Прилечь, однако, не пришлось. Прибежал посыльный из штаба: Ромашкина
вызывал майор Колокольцев. Сам землисто-серый от усталости, начальник штаба
сострадательно поглядел в глаза Ромашкину и мягко сказал:
-- Знаете, голубчик, в каком состоянии полк? Все валятся с ног. Поэтому
разделите свой взвод на три группы и выходите в нейтральную зону: на фланги
и в центр. Ползите под самую проволоку немцев. Чтобы они сюрприз нам не
преподнесли. Поняли? Спать будете завтра. Идите, голубчик, действуйте, да
побыстрее. -- Майор загадочно улыбнулся, поманил Ромашкина пальцем,
доверительно шепнул: -- Под Сталинградом наши перешли в наступление, по
радио передали.
С Ромашкина будто тяжкий груз свалили. Тело оставалось по-прежнему
усталым, но какой-то освежающий ветерок прошелся по душе. "Ну, теперь и у
нас здесь фрицы попритихнут!"
Возвращаясь к себе, Василий думал: "Начну разговор с ребятами прямо с
этой новости. Радость всем прибавит сил".
Когда подошел к блиндажу, услыхал скрипучий голос Голощапова, он с
кем-то спорил:
-- Никакой ты не особый человек, а самая что ни на есть обыкновенная
затычка. Всем отдых в обороне -- а разведчик за "языком" ходи, пехота
залегла - ты в атаку ее подымай, где-то фрицы вклинились -- опять разведчику
спасать положение.
-- Вот в том и особость наша, -- возразил Саша Пролеткин. -- Никто не
может, а ты моги.
-- Кабы мы с тобой железные были, кабы пули бы от нас отскакивали,
тогда ладно. А то ведь жизнь и у нас, как у всех, одна, -- не сдавался
Голощапов.
Ромашкин толкнул дверь.
Все, словно по команде, подняли на него осоловелые глаза. Угрюмо ждали:
неужели опять какое-то задание? Каждому казалось: подняться нет сил.
-- Братцы, наши перешли в наступление под Сталинградом! -- звенящим от
радости голосом объявил Ромашкин.
И сразу как бы стерлась с лиц усталость. Разведчики задвигались,
заулыбались, загалдели весело:
-- Значит, мы не зря выкладывались!
-- Молодцы сталинградцы!
-- А ведь им потяжелей нашего досталось!
Ромашкин выждал с минуту и продолжал:
-- Собирайтесь, хлопцы, для нас еще одно дело есть, как говорится, не
пыльное и денежное.
-- Опять особое? -- хитровато сощурив глаз, спросил Голощапов.

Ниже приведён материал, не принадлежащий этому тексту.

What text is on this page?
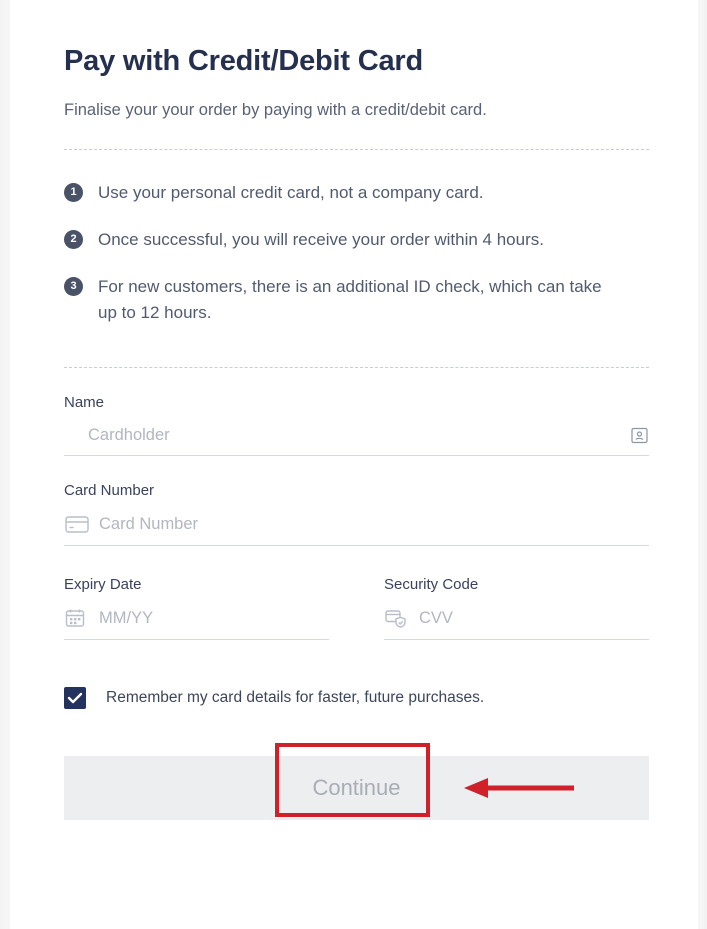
Pay with Credit/Debit Card

Finalise your your order by paying with a credit/debit card.

1	Use your personal credit card, not a company card.
2	Once successful, you will receive your order within 4 hours.
3	For new customers, there is an additional ID check, which can take up to 12 hours.
Name
Cardholder
Card Number
Card Number
Expiry Date
MM/YY
Security Code
CVV
Remember my card details for faster, future purchases.
Continue
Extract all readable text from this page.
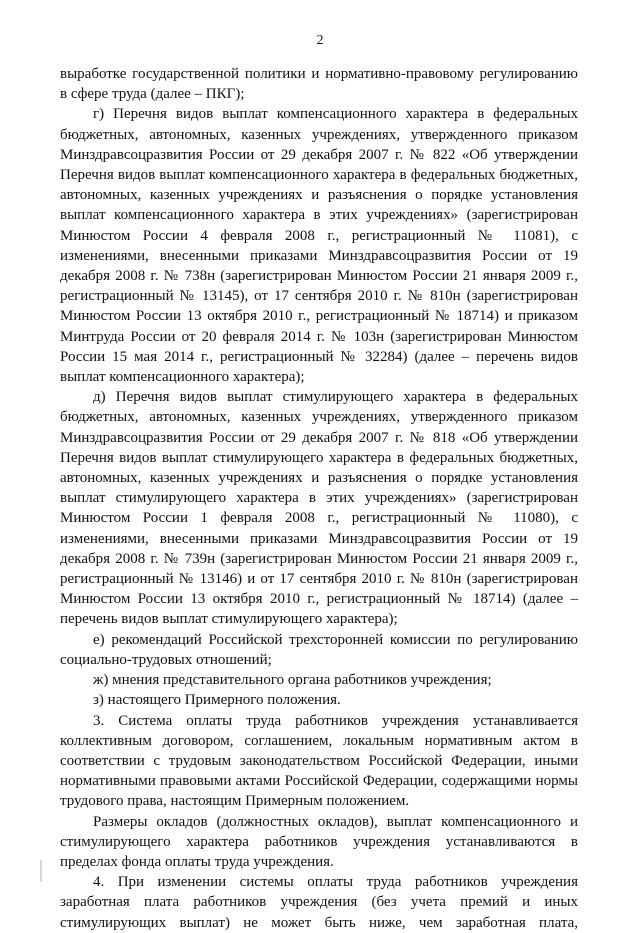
2

выработке государственной политики и нормативно-правовому регулированию в сфере труда (далее – ПКГ);

г) Перечня видов выплат компенсационного характера в федеральных бюджетных, автономных, казенных учреждениях, утвержденного приказом Минздравсоцразвития России от 29 декабря 2007 г. № 822 «Об утверждении Перечня видов выплат компенсационного характера в федеральных бюджетных, автономных, казенных учреждениях и разъяснения о порядке установления выплат компенсационного характера в этих учреждениях» (зарегистрирован Минюстом России 4 февраля 2008 г., регистрационный № 11081), с изменениями, внесенными приказами Минздравсоцразвития России от 19 декабря 2008 г. № 738н (зарегистрирован Минюстом России 21 января 2009 г., регистрационный № 13145), от 17 сентября 2010 г. № 810н (зарегистрирован Минюстом России 13 октября 2010 г., регистрационный № 18714) и приказом Минтруда России от 20 февраля 2014 г. № 103н (зарегистрирован Минюстом России 15 мая 2014 г., регистрационный № 32284) (далее – перечень видов выплат компенсационного характера);

д) Перечня видов выплат стимулирующего характера в федеральных бюджетных, автономных, казенных учреждениях, утвержденного приказом Минздравсоцразвития России от 29 декабря 2007 г. № 818 «Об утверждении Перечня видов выплат стимулирующего характера в федеральных бюджетных, автономных, казенных учреждениях и разъяснения о порядке установления выплат стимулирующего характера в этих учреждениях» (зарегистрирован Минюстом России 1 февраля 2008 г., регистрационный № 11080), с изменениями, внесенными приказами Минздравсоцразвития России от 19 декабря 2008 г. № 739н (зарегистрирован Минюстом России 21 января 2009 г., регистрационный № 13146) и от 17 сентября 2010 г. № 810н (зарегистрирован Минюстом России 13 октября 2010 г., регистрационный № 18714) (далее – перечень видов выплат стимулирующего характера);

е) рекомендаций Российской трехсторонней комиссии по регулированию социально-трудовых отношений;

ж) мнения представительного органа работников учреждения;

з) настоящего Примерного положения.

3. Система оплаты труда работников учреждения устанавливается коллективным договором, соглашением, локальным нормативным актом в соответствии с трудовым законодательством Российской Федерации, иными нормативными правовыми актами Российской Федерации, содержащими нормы трудового права, настоящим Примерным положением.

Размеры окладов (должностных окладов), выплат компенсационного и стимулирующего характера работников учреждения устанавливаются в пределах фонда оплаты труда учреждения.

4. При изменении системы оплаты труда работников учреждения заработная плата работников учреждения (без учета премий и иных стимулирующих выплат) не может быть ниже, чем заработная плата,
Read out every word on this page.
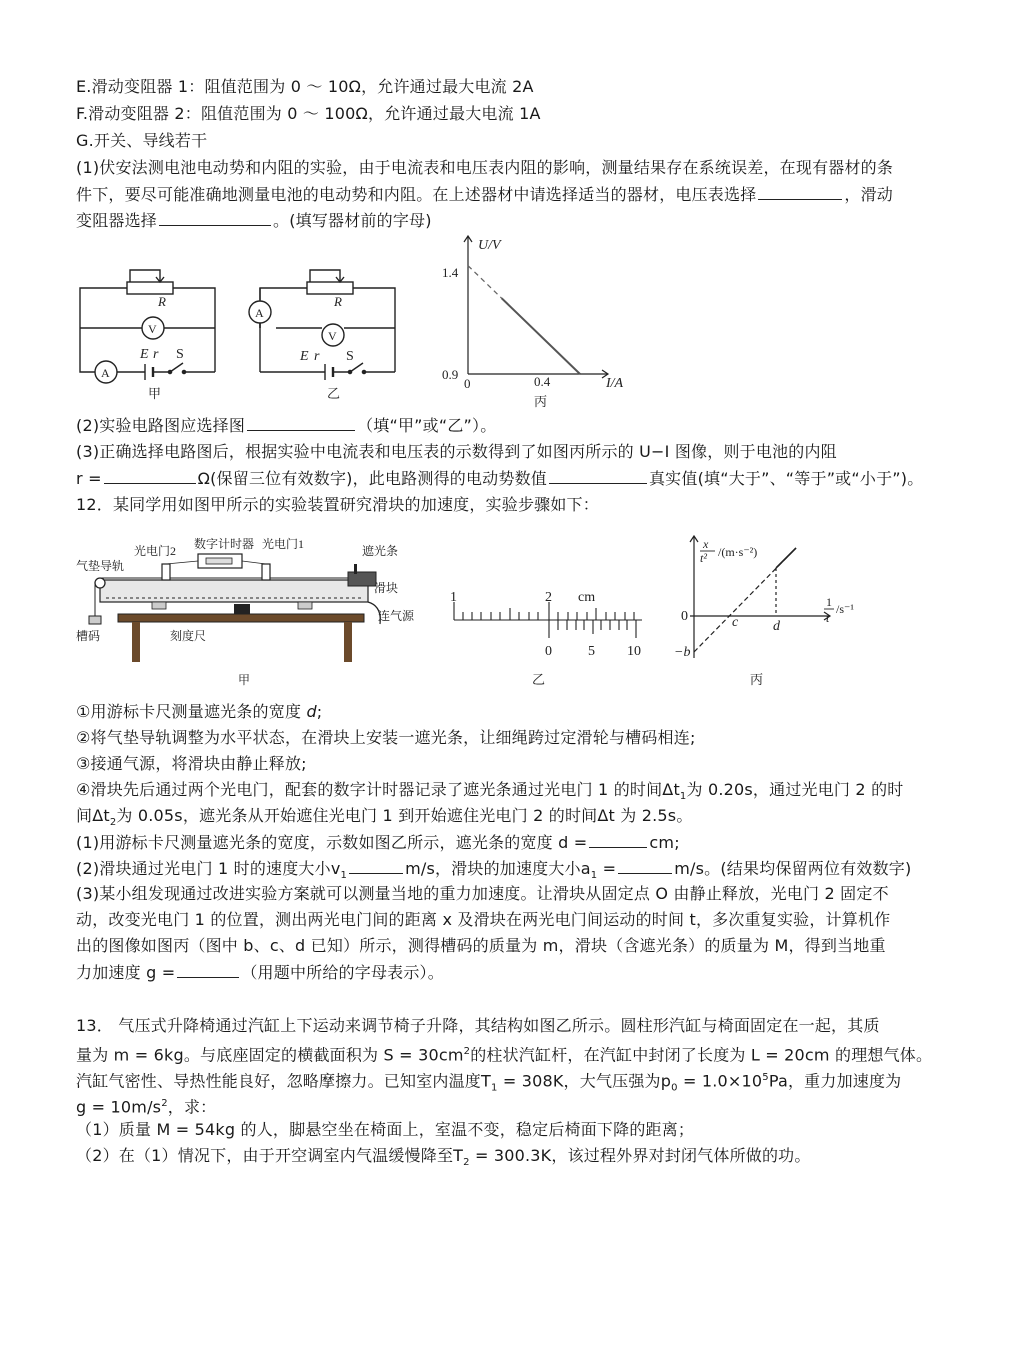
E.滑动变阻器 1：阻值范围为 0 ～ 10Ω，允许通过最大电流 2A
F.滑动变阻器 2：阻值范围为 0 ～ 100Ω，允许通过最大电流 1A
G.开关、导线若干
(1)伏安法测电池电动势和内阻的实验，由于电流表和电压表内阻的影响，测量结果存在系统误差，在现有器材的条
件下，要尽可能准确地测量电池的电动势和内阻。在上述器材中请选择适当的器材，电压表选择	，滑动
变阻器选择	。(填写器材前的字母)
R
V
A
E r S
甲
R
V
A
E r S
乙
U/V
1.4
0.9
0	0.4	I/A
丙
(2)实验电路图应选择图	（填“甲”或“乙”）。
(3)正确选择电路图后，根据实验中电流表和电压表的示数得到了如图丙所示的 U−I 图像，则于电池的内阻
r =	Ω(保留三位有效数字)，此电路测得的电动势数值	真实值(填“大于”、“等于”或“小于”)。
12．某同学用如图甲所示的实验装置研究滑块的加速度，实验步骤如下：
光电门2 数字计时器 光电门1	遮光条
气垫导轨
滑块
槽码	刻度尺
连气源
甲
1	2 cm
0	5 10
乙
x
t² /(m·s⁻²)
1
t
/s⁻¹
0	c d
−b
丙
①用游标卡尺测量遮光条的宽度 d;
②将气垫导轨调整为水平状态，在滑块上安装一遮光条，让细绳跨过定滑轮与槽码相连;
③接通气源，将滑块由静止释放;
④滑块先后通过两个光电门，配套的数字计时器记录了遮光条通过光电门 1 的时间$\Delta t_1$为 0.20s，通过光电门 2 的时
间$\Delta t_2$为 0.05s，遮光条从开始遮住光电门 1 到开始遮住光电门 2 的时间Δt 为 2.5s。
(1)用游标卡尺测量遮光条的宽度，示数如图乙所示，遮光条的宽度 d =	cm;
(2)滑块通过光电门 1 时的速度大小$v_1$	m/s，滑块的加速度大小$a_1$ =	m/s。(结果均保留两位有效数字)
(3)某小组发现通过改进实验方案就可以测量当地的重力加速度。让滑块从固定点 O 由静止释放，光电门 2 固定不
动，改变光电门 1 的位置，测出两光电门间的距离 x 及滑块在两光电门间运动的时间 t，多次重复实验，计算机作
出的图像如图丙（图中 b、c、d 已知）所示，测得槽码的质量为 m，滑块（含遮光条）的质量为 M，得到当地重
力加速度 g =	（用题中所给的字母表示）。
13． 气压式升降椅通过汽缸上下运动来调节椅子升降，其结构如图乙所示。圆柱形汽缸与椅面固定在一起，其质
量为 m = 6kg。与底座固定的横截面积为 $S = 30cm^2$的柱状汽缸杆，在汽缸中封闭了长度为 L = 20cm 的理想气体。
汽缸气密性、导热性能良好，忽略摩擦力。已知室内温度$T_1 = 308K$，大气压强为$p_0 = 1.0\times 10^5Pa$，重力加速度为
$g = 10m/s^2$，求：
（1）质量 M = 54kg 的人，脚悬空坐在椅面上，室温不变，稳定后椅面下降的距离；
（2）在（1）情况下，由于开空调室内气温缓慢降至$T_2 = 300.3K$，该过程外界对封闭气体所做的功。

-- Точно. Все в полку будут спать, а мы их должны караулить. Если ж и
мы заснем, фрицы полк перебьют, а нас за то свои к стенке поставят. Это вам,
Голощапов, подходит?
-- Мне в самый раз. После такой новости сдюжу. Ножом себя подкалывать
буду, а не засну, -- захорохорился Голощапов...
На правый фланг Ромашкин послал несколько разведчиков во главе с
Коноплевым, на левый -- другую группу под командованием Ивана Рогатина. Сам
возглавил центральную.
Пока ползли к немецким заграждениям, самочувствие было вполне сносным.
А забрались в воронки, и сразу стал одолевать сон. Толкали и тормошили друг
друга, натирали снегом лица, курили по очереди, прильнув к самому дну
воронки, -- ничто не помогало. Ромашкин искусал губы до крови, а сонливость
все клонила голову к земле, склеивала глаза. Когда-то и где-то он вычитал,
что в старину "заплечных дел мастера", пытая человека, не давали ему спать.
И уже на вторые сутки у подвергавшегося пытке ослабевала воля, а на третьи
он становился безумным. "Мы же не спим пятые сутки. И как-то держимся,
соображаем, воюем!" -- удивился Василий.
Это была самая длинная ночь в его жизни. И, наверное, такою же
показалась она всем разведчикам. Утром Ромашкин поразился, как изменились
ребята: иней не таял на их лицах! Промерзшие, посиневшие, они едва
шевелились.
"Никогда бы не поверил раньше, что не спать труднее, чем добыть
"языка", и даже хуже, чем умереть сразу", -- размышлял Ромашкин, шагая
одеревеневшими ногами к жилью. А у блиндажа его опять поджидал посыльный из
штаба. Василий чуть не вскрикнул от отчаяния, однако на этот раз его никто и
никуда не вызывал. Посыльный лишь вручил газету.
-- Комиссар товарищ Гарбуз велел вам отнести...
Ромашкин вошел в блиндаж, повесил автомат, нехотя, через силу развернул
не измятый еще и потому гремевший, как жесть, газетный лист. Внимание
привлек заголовок: "В последний час. Успешное наступление наших войск в
районе гор. Сталинграда".
Дальше под этим броским заголовком следовало:
"На днях наши войска, расположенные на подступах Сталинграда, перешли в
наступление против немецко-фашистских войск. Наступление началось в двух
направлениях: с северо-запада и с юга от Сталинграда".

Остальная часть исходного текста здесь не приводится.